If you doubt this, why, beginning this tax year (carefully implemented to take effect after the 2012 election), will our medical insurance value be reported on our W-2’s? (Answer: So they can tax our already-expensive medical insurance plans!) Fortunately, support for Obamacare has reached yet a new low and will likely be thrown out by the most decent Supreme Court in decades.
Statewide and local, look at the tax-hike petitions that are being passed by Gov. Moonbeam’s stooges. Read them – every one contains a tax hike on the middle class! The public employees pension system is in debt, and due to court rulings, funding for those comes off the top. Their propaganda will ramble on about why their jobs are far more important than those of the rest of us, and how we so desperately need them to lord over us for our safety – protecting us from ourselves – and for their twisted lie known as social “justice.”

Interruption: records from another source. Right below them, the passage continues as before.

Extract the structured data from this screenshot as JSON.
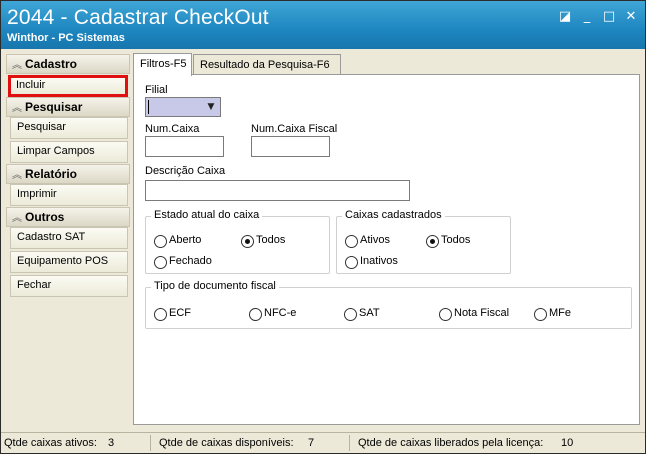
{
  "window": {
    "title": "2044 - Cadastrar CheckOut",
    "subtitle": "Winthor - PC Sistemas",
    "controls": {
      "restore": "◪",
      "minimize": "_",
      "maximize": "□",
      "close": "✕"
    }
  },
  "sidebar": {
    "groups": [
      {
        "label": "Cadastro",
        "items": [
          "Incluir"
        ]
      },
      {
        "label": "Pesquisar",
        "items": [
          "Pesquisar",
          "Limpar Campos"
        ]
      },
      {
        "label": "Relatório",
        "items": [
          "Imprimir"
        ]
      },
      {
        "label": "Outros",
        "items": [
          "Cadastro SAT",
          "Equipamento POS",
          "Fechar"
        ]
      }
    ]
  },
  "tabs": [
    {
      "label": "Filtros-F5",
      "active": true
    },
    {
      "label": "Resultado da Pesquisa-F6",
      "active": false
    }
  ],
  "filters": {
    "filial_label": "Filial",
    "filial_value": "",
    "num_caixa_label": "Num.Caixa",
    "num_caixa_value": "",
    "num_caixa_fiscal_label": "Num.Caixa Fiscal",
    "num_caixa_fiscal_value": "",
    "descricao_label": "Descrição Caixa",
    "descricao_value": "",
    "estado": {
      "title": "Estado atual do caixa",
      "options": [
        "Aberto",
        "Todos",
        "Fechado"
      ],
      "selected": "Todos"
    },
    "cadastrados": {
      "title": "Caixas cadastrados",
      "options": [
        "Ativos",
        "Todos",
        "Inativos"
      ],
      "selected": "Todos"
    },
    "tipo_doc": {
      "title": "Tipo de documento fiscal",
      "options": [
        "ECF",
        "NFC-e",
        "SAT",
        "Nota Fiscal",
        "MFe"
      ],
      "selected": ""
    }
  },
  "status": {
    "ativos_label": "Qtde caixas ativos:",
    "ativos_value": "3",
    "disponiveis_label": "Qtde de caixas disponíveis:",
    "disponiveis_value": "7",
    "liberados_label": "Qtde de caixas liberados pela licença:",
    "liberados_value": "10"
  },
  "colors": {
    "title_bar": "#1e86c0",
    "highlight": "#e01010",
    "combo_selected": "#c8c8e8"
  }
}
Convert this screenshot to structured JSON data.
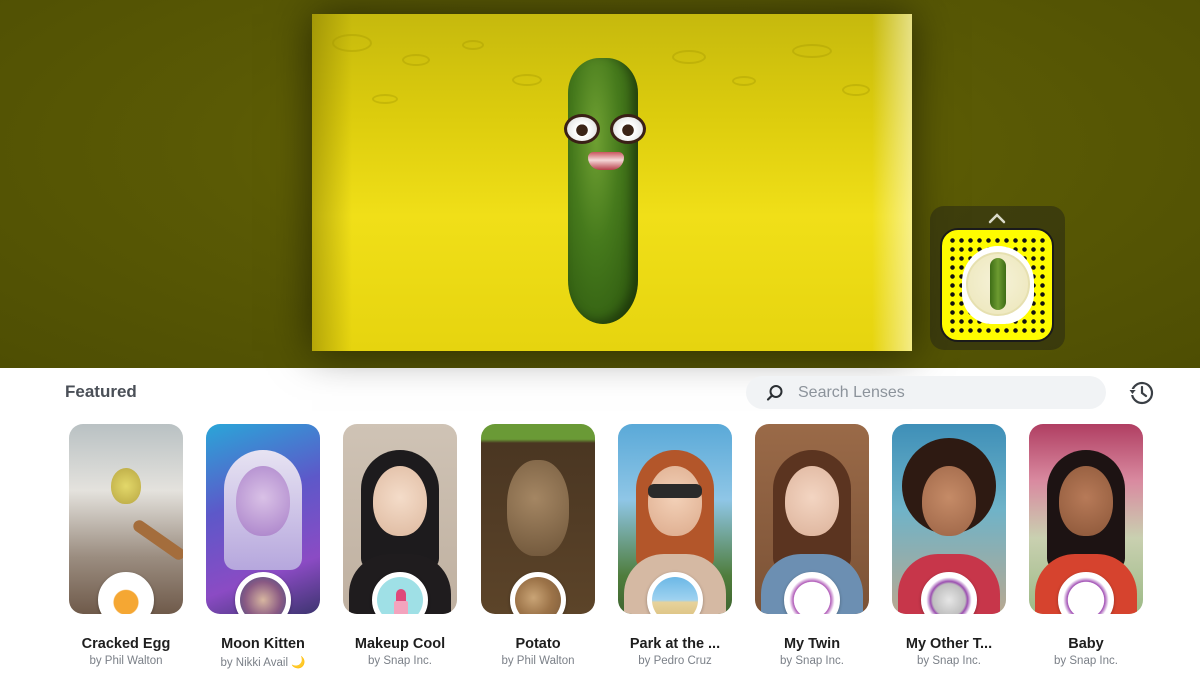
{
  "featured": {
    "title": "Featured"
  },
  "search": {
    "placeholder": "Search Lenses"
  },
  "lenses": [
    {
      "name": "Cracked Egg",
      "author": "by Phil Walton"
    },
    {
      "name": "Moon Kitten",
      "author": "by Nikki Avail 🌙"
    },
    {
      "name": "Makeup Cool",
      "author": "by Snap Inc."
    },
    {
      "name": "Potato",
      "author": "by Phil Walton"
    },
    {
      "name": "Park at the ...",
      "author": "by Pedro Cruz"
    },
    {
      "name": "My Twin",
      "author": "by Snap Inc."
    },
    {
      "name": "My Other T...",
      "author": "by Snap Inc."
    },
    {
      "name": "Baby",
      "author": "by Snap Inc."
    }
  ],
  "icons": {
    "search": "search-icon",
    "history": "history-icon",
    "snapcode_toggle": "chevron-up-icon"
  },
  "colors": {
    "preview_background": "#5a5a05",
    "snapcode_yellow": "#fffc00",
    "search_background": "#f1f3f5"
  }
}
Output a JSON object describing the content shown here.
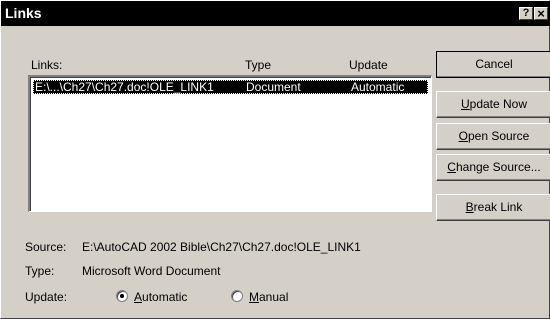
{
  "window": {
    "title": "Links",
    "help_glyph": "?",
    "close_glyph": "×"
  },
  "list": {
    "headers": {
      "links": "Links:",
      "type": "Type",
      "update": "Update"
    },
    "rows": [
      {
        "link": "E:\\...\\Ch27\\Ch27.doc!OLE_LINK1",
        "type": "Document",
        "update": "Automatic",
        "selected": true
      }
    ]
  },
  "buttons": {
    "cancel": "Cancel",
    "update_now": {
      "mn": "U",
      "rest": "pdate Now"
    },
    "open_source": {
      "mn": "O",
      "rest": "pen Source"
    },
    "change_source": {
      "mn": "C",
      "rest": "hange Source..."
    },
    "break_link": {
      "mn": "B",
      "rest": "reak Link"
    }
  },
  "details": {
    "source_label": "Source:",
    "source_value": "E:\\AutoCAD 2002 Bible\\Ch27\\Ch27.doc!OLE_LINK1",
    "type_label": "Type:",
    "type_value": "Microsoft Word Document",
    "update_label": "Update:",
    "automatic": {
      "mn": "A",
      "rest": "utomatic",
      "checked": true
    },
    "manual": {
      "mn": "M",
      "rest": "anual",
      "checked": false
    }
  }
}
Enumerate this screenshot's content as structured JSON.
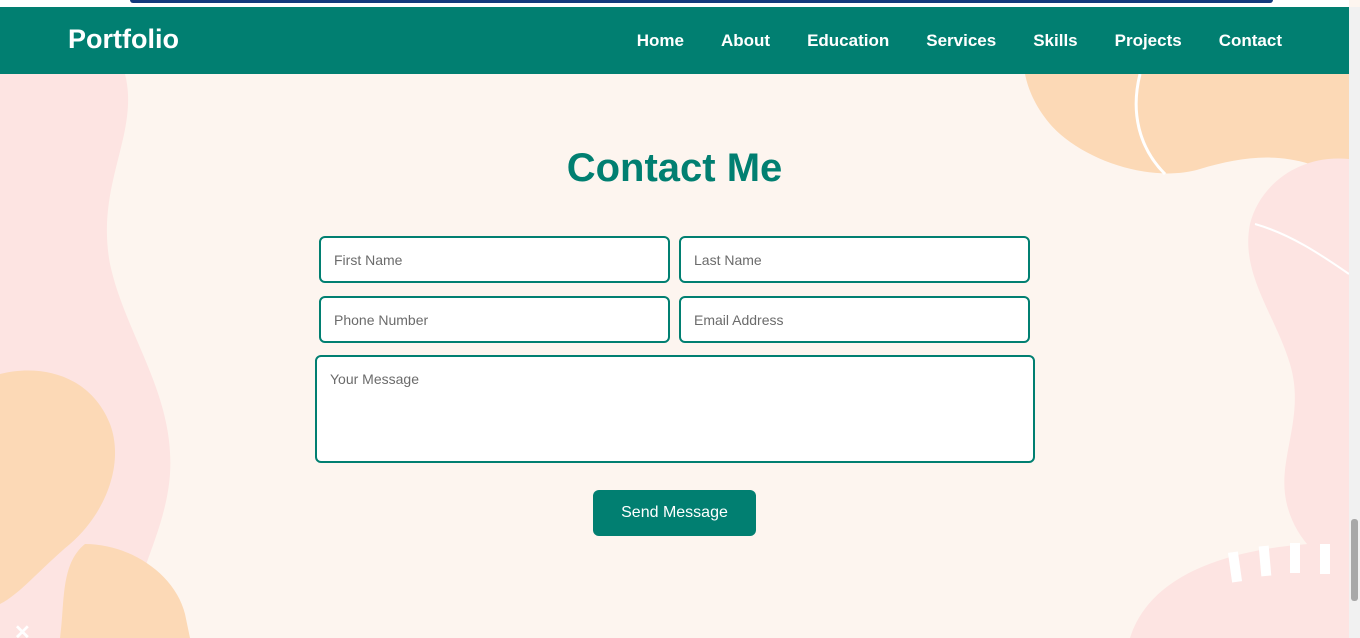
{
  "brand": "Portfolio",
  "nav": [
    "Home",
    "About",
    "Education",
    "Services",
    "Skills",
    "Projects",
    "Contact"
  ],
  "contact": {
    "title": "Contact Me",
    "first_name_placeholder": "First Name",
    "last_name_placeholder": "Last Name",
    "phone_placeholder": "Phone Number",
    "email_placeholder": "Email Address",
    "message_placeholder": "Your Message",
    "send_label": "Send Message"
  },
  "colors": {
    "accent": "#017f71",
    "page_bg": "#fdf5ef",
    "blob_peach": "#fcd9b6",
    "blob_pink": "#fde4e2"
  }
}
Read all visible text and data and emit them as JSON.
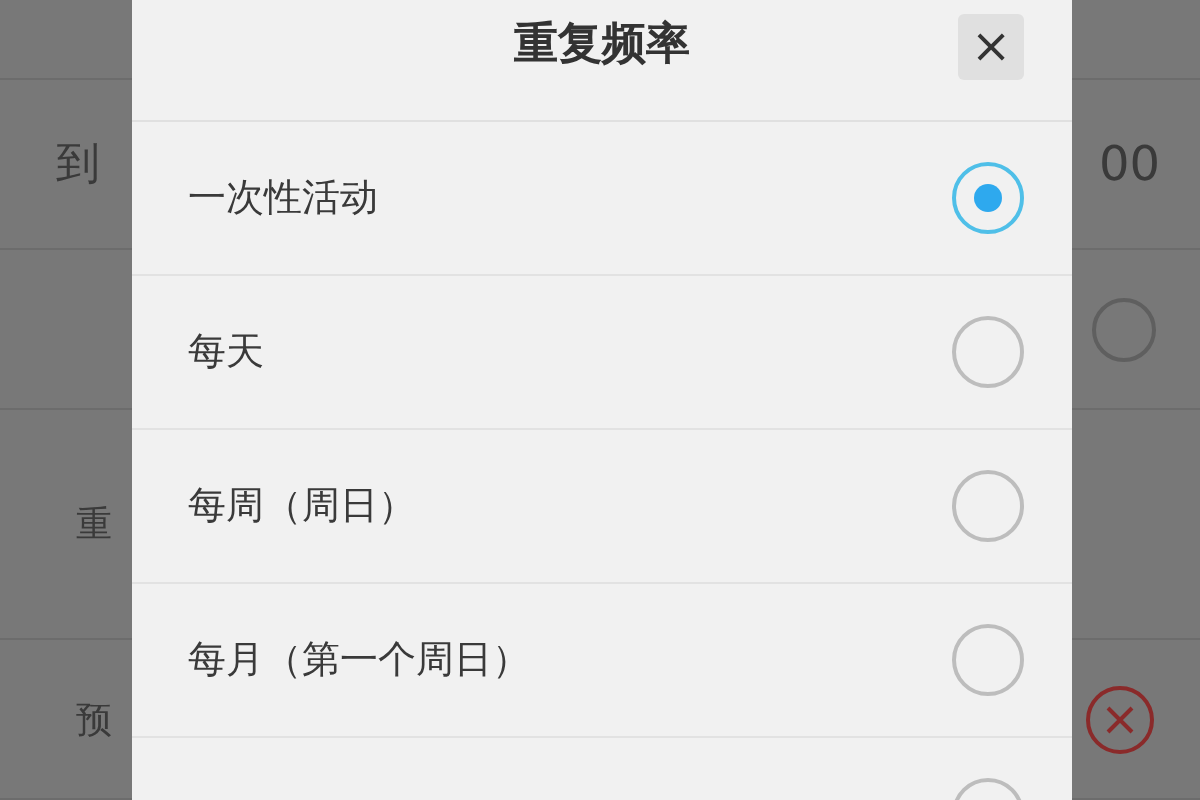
{
  "background": {
    "rows": [
      {
        "kind": "blank"
      },
      {
        "label": "到",
        "value": "00",
        "kind": "time"
      },
      {
        "kind": "radio",
        "selected": false
      },
      {
        "label": "重",
        "kind": "text"
      },
      {
        "label": "预",
        "kind": "remove"
      }
    ]
  },
  "dialog": {
    "title": "重复频率",
    "close": "×",
    "options": [
      {
        "label": "一次性活动",
        "selected": true
      },
      {
        "label": "每天",
        "selected": false
      },
      {
        "label": "每周（周日）",
        "selected": false
      },
      {
        "label": "每月（第一个周日）",
        "selected": false
      },
      {
        "selected": false
      }
    ]
  }
}
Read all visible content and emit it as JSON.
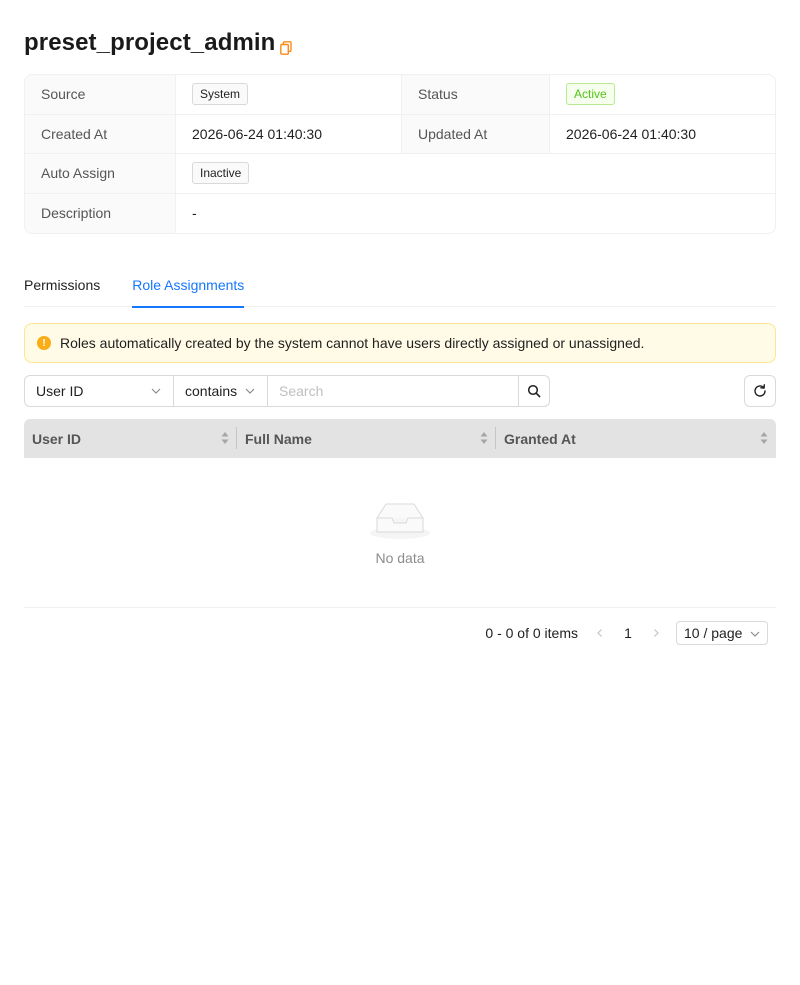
{
  "role": {
    "title": "preset_project_admin"
  },
  "details": {
    "source_label": "Source",
    "source_value": "System",
    "status_label": "Status",
    "status_value": "Active",
    "created_label": "Created At",
    "created_value": "2026-06-24 01:40:30",
    "updated_label": "Updated At",
    "updated_value": "2026-06-24 01:40:30",
    "auto_assign_label": "Auto Assign",
    "auto_assign_value": "Inactive",
    "description_label": "Description",
    "description_value": "-"
  },
  "tabs": [
    {
      "label": "Permissions",
      "active": false
    },
    {
      "label": "Role Assignments",
      "active": true
    }
  ],
  "alert": {
    "icon": "!",
    "message": "Roles automatically created by the system cannot have users directly assigned or unassigned."
  },
  "filter": {
    "field": "User ID",
    "operator": "contains",
    "search_placeholder": "Search"
  },
  "table": {
    "columns": [
      "User ID",
      "Full Name",
      "Granted At"
    ],
    "empty_text": "No data"
  },
  "pagination": {
    "total_text": "0 - 0 of 0 items",
    "current_page": "1",
    "page_size": "10 / page"
  },
  "colors": {
    "accent": "#1677ff",
    "warning": "#faad14",
    "success": "#52c41a",
    "copy_icon": "#fa8c16"
  }
}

Much like they did with the lottery and various transportation measures, they can, and will, bait and switch if the people are dumb enough to agree to pay more – to throw more money into the pit known by the former euphemism as “government.” They pass petitions and tell us it’s a tax for education, and while those funds do go to education, they divert the same amount (or more) therefrom to items that would never come close to passing (like pensions for the elite, or the waste known as VTA).
The best thing that could happen is the complete financial collapse – implosion – of the government, both state and federal. It is the only way to force the reform granted some occasional, election-year lip service by the elected elite. And the sooner it happens, the less damaging it will be in the long run. But then again, long-term thinking hasn’t happened at the federal level since 1789.